Edgewater Inn - widok z pokoju hotelowego.

Kiedy okazało się, że mamy pokój na parterze a nie na piętrze, początkowo dzieci kręciły nosem niezadowolone - oczekiwały, że na tę rzekę będą sobie spoglądać z wysokości balkonu. Ale kiedy okazało się, że pokój ma drzwi balkonowe, przez które można swobodnie wyjść na zieloną trawkę za hotelem, a na dodatek tuż obok jest pomost ze stołem piknikowym, nastąpiła natychmiastowa poprawa nastroju.

za hotelem

Dobrze utrzymany, gęsty i soczyście zielony trawnik odgradza od rzeki żywopłot, który skutecznie uniemożliwia zbliżenie się do brzegu na zbyt bliską i tym samym niebezpieczną odległość. Dzieci biegały sobie za hotelem a ponieważ po drugiej stronie rzeki nie ma żadnego przemysłu a hotel odgradza ten zakątek od bardziej hałaśliwej drugiej strony, przebywając w pokoju cały czas słyszałam bawiące się dzieci. Przyznam, że ucieszyło mnie to rozwiązanie, nie ograniczające dostępu do świeżego powietrza moim pociechom i nie wiążące ich w czterech hotelowych ścianach a przy tym samym nie wymagające mojego nieustannego nadzoru. Mogłam sobie spokojnie rozpakować walizkę a następnego dnia rano zrobić kanapki na zaplanowaną wycieczkę a dzieci hasały zadowolone.

Kiedy już się wybiegały, a po ponad godzinie spędzonej w samochodzie było im tego trzeba, przekąsiliśmy co nieco i, mimo późnej pory, udaliśmy się na basen.

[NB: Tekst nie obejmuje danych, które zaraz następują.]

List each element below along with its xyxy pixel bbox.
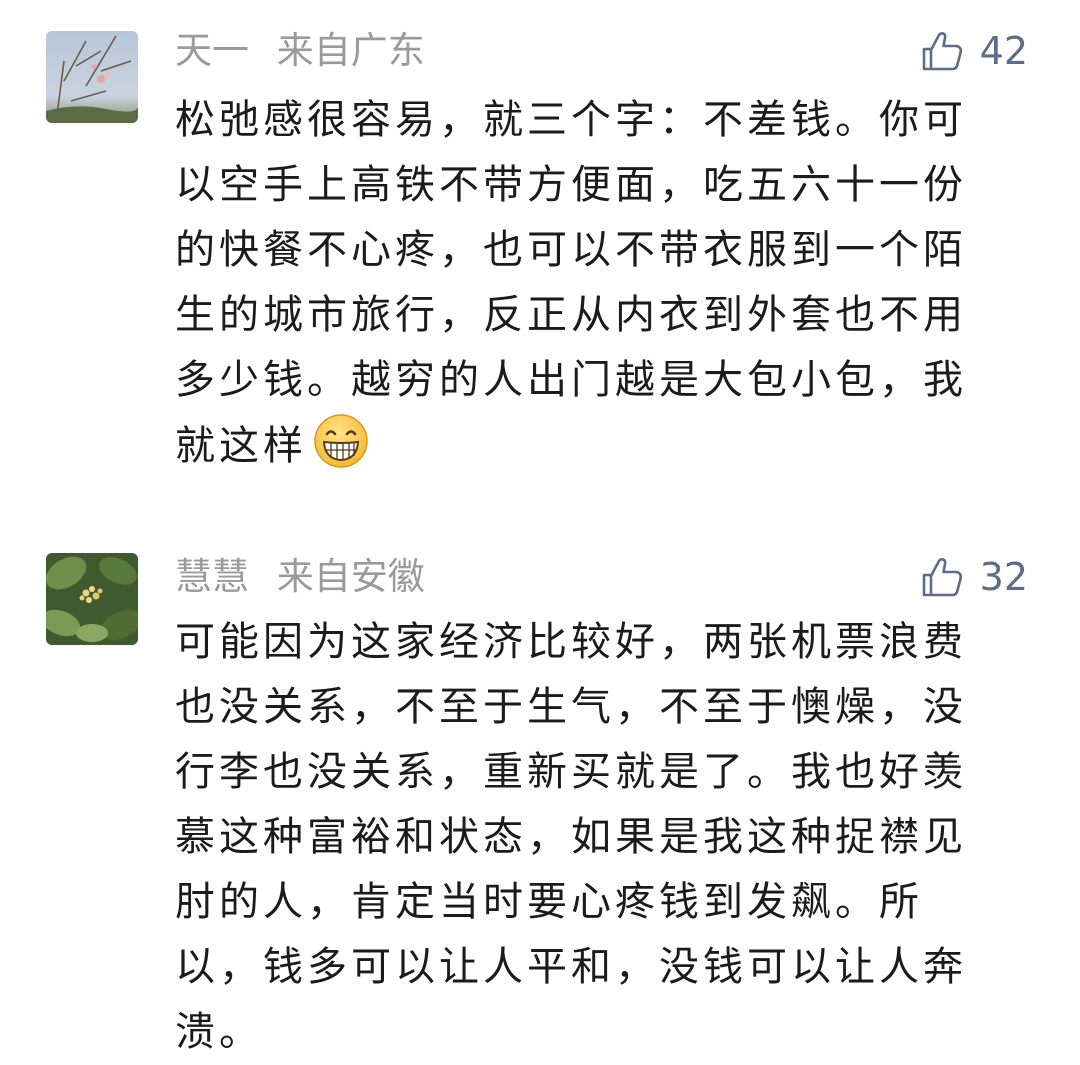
user-name[interactable]: 天一 xyxy=(175,29,249,72)
comment-text: 可能因为这家经济比较好，两张机票浪费也没关系，不至于生气，不至于懊燥，没行李也没… xyxy=(175,610,1007,1065)
like-count: 32 xyxy=(979,555,1028,599)
avatar[interactable] xyxy=(46,553,138,645)
avatar[interactable] xyxy=(46,31,138,123)
comment-meta: 慧慧 来自安徽 xyxy=(175,552,425,602)
comment-text: 松弛感很容易，就三个字：不差钱。你可以空手上高铁不带方便面，吃五六十一份的快餐不… xyxy=(175,88,1007,479)
grinning-emoji-icon xyxy=(314,414,368,468)
user-location: 来自广东 xyxy=(276,29,425,72)
thumbs-up-icon xyxy=(922,558,962,597)
comment-body: 可能因为这家经济比较好，两张机票浪费也没关系，不至于生气，不至于懊燥，没行李也没… xyxy=(175,619,967,1055)
comment-body: 松弛感很容易，就三个字：不差钱。你可以空手上高铁不带方便面，吃五六十一份的快餐不… xyxy=(175,97,967,469)
like-button[interactable]: 42 xyxy=(920,26,1028,76)
comment-meta: 天一 来自广东 xyxy=(175,26,425,76)
like-count: 42 xyxy=(979,29,1028,73)
like-button[interactable]: 32 xyxy=(920,552,1028,602)
user-name[interactable]: 慧慧 xyxy=(175,555,249,598)
thumbs-up-icon xyxy=(922,32,962,71)
user-location: 来自安徽 xyxy=(276,555,425,598)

Emilia zdrzemnęła się wcześniej podczas jazdy, oczywiste więc było, że pójdzie spać dużo później niż zwykle.

basen w hotelu

Basen wyglądał tak samo ładnie jak na zdjęciach w internecie, a do tego poza nami innych amatorów wieczornego pluskania się nie było - cały basen mieliśmy wyłącznie dla siebie. Co ważne, woda w nim była ciepła - dzieci spędziły w wodzie ponad 90 minut i nie zmarzły a zdarzało się w przeszłości, że po krótszym czasie trzęsły się zsiniałe z zimna.


Ja wyłożyłam się na wymoszczonym gąbką plażowym łóżku i zajęłam obserwowaniem zabawy dzieci, potem kontemplacją widoku za oknem, a na koniec lekturą.

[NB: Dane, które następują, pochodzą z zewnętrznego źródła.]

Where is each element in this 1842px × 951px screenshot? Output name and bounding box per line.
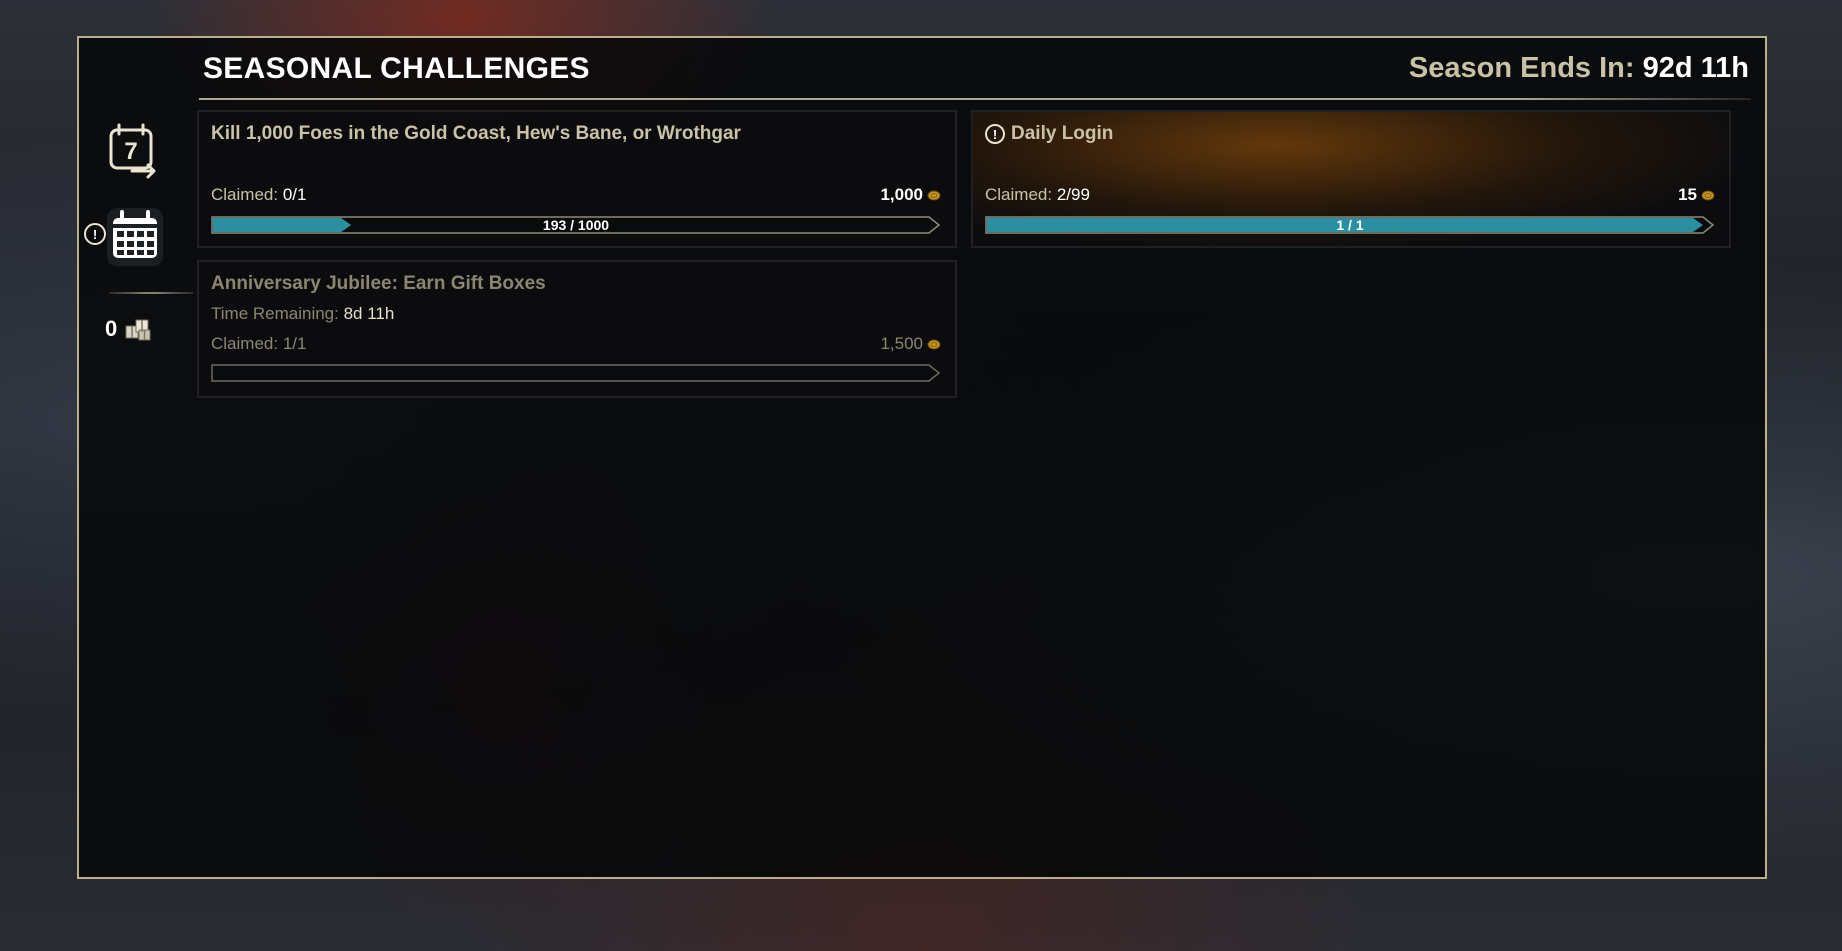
page-title: SEASONAL CHALLENGES xyxy=(203,52,590,85)
progress-bar xyxy=(211,364,941,382)
claimed-value: 1/1 xyxy=(282,334,307,353)
challenge-card-anniversary[interactable]: Anniversary Jubilee: Earn Gift Boxes Tim… xyxy=(197,260,957,398)
challenge-claimed: Claimed: 0/1 xyxy=(211,185,306,205)
coin-icon xyxy=(927,339,941,349)
time-remaining-label: Time Remaining: xyxy=(211,304,339,323)
claimed-label: Claimed: xyxy=(211,185,279,204)
claimed-value: 2/99 xyxy=(1056,185,1090,204)
claimed-value: 0/1 xyxy=(282,185,307,204)
reward-amount: 15 xyxy=(1678,185,1697,204)
progress-bar: 193 / 1000 xyxy=(211,216,941,234)
challenge-reward: 15 xyxy=(1678,185,1715,205)
daily-challenges-tab[interactable] xyxy=(101,204,167,270)
gift-box-currency: 0 xyxy=(105,316,153,342)
title-divider xyxy=(199,98,1751,100)
challenge-reward: 1,500 xyxy=(880,334,941,354)
claimed-label: Claimed: xyxy=(211,334,279,353)
coin-icon xyxy=(1701,190,1715,200)
progress-bar-graphic xyxy=(211,364,941,382)
time-remaining-value: 8d 11h xyxy=(343,304,395,323)
challenge-card-daily-login[interactable]: ! Daily Login Claimed: 2/99 15 1 / 1 xyxy=(971,110,1731,248)
challenge-reward: 1,000 xyxy=(880,185,941,205)
season-label: Season Ends In: xyxy=(1408,52,1635,84)
weekly-number: 7 xyxy=(124,138,137,165)
challenge-claimed: Claimed: 1/1 xyxy=(211,334,306,354)
challenge-time-remaining: Time Remaining: 8d 11h xyxy=(211,304,394,324)
progress-text: 1 / 1 xyxy=(1336,217,1364,233)
claimed-label: Claimed: xyxy=(985,185,1053,204)
challenge-title: Kill 1,000 Foes in the Gold Coast, Hew's… xyxy=(211,123,741,144)
currency-count: 0 xyxy=(105,316,118,341)
exclamation-icon: ! xyxy=(985,124,1005,144)
season-timer: Season Ends In: 92d 11h xyxy=(1409,52,1749,85)
gift-boxes-icon xyxy=(125,319,151,341)
reward-amount: 1,500 xyxy=(880,334,923,353)
weekly-challenges-tab[interactable]: 7 xyxy=(103,120,163,180)
exclamation-icon: ! xyxy=(84,223,106,245)
sidebar-divider xyxy=(109,292,193,294)
challenge-claimed: Claimed: 2/99 xyxy=(985,185,1090,205)
seasonal-challenges-panel: SEASONAL CHALLENGES Season Ends In: 92d … xyxy=(77,36,1767,879)
season-value: 92d 11h xyxy=(1642,52,1749,84)
progress-bar: 1 / 1 xyxy=(985,216,1715,234)
challenge-card-kill-foes[interactable]: Kill 1,000 Foes in the Gold Coast, Hew's… xyxy=(197,110,957,248)
progress-text: 193 / 1000 xyxy=(542,217,610,233)
challenge-title-row: ! Daily Login xyxy=(985,123,1113,145)
challenge-title: Anniversary Jubilee: Earn Gift Boxes xyxy=(211,273,546,294)
coin-icon xyxy=(927,190,941,200)
calendar-7-icon: 7 xyxy=(109,123,156,179)
reward-amount: 1,000 xyxy=(880,185,923,204)
challenge-title: Daily Login xyxy=(1011,123,1114,144)
calendar-grid-icon xyxy=(107,208,163,266)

widok za oknem hotelowego basenu

Półtorej godziny potrzebowały dzieci by nasycić potrzebę zabawy w wodzie. Podekscytowane wyjazdem i perspektywą nocowania w hotelu, długo nie mogły zasnąć, nie pomógł nawet  basen.

Następnego dnia wieczorem powtórzyliśmy wizytę na basenie. Ponownie byliśmy sami przez ponad półtorej godziny - taki luksus jeszcze się nam nie trafił!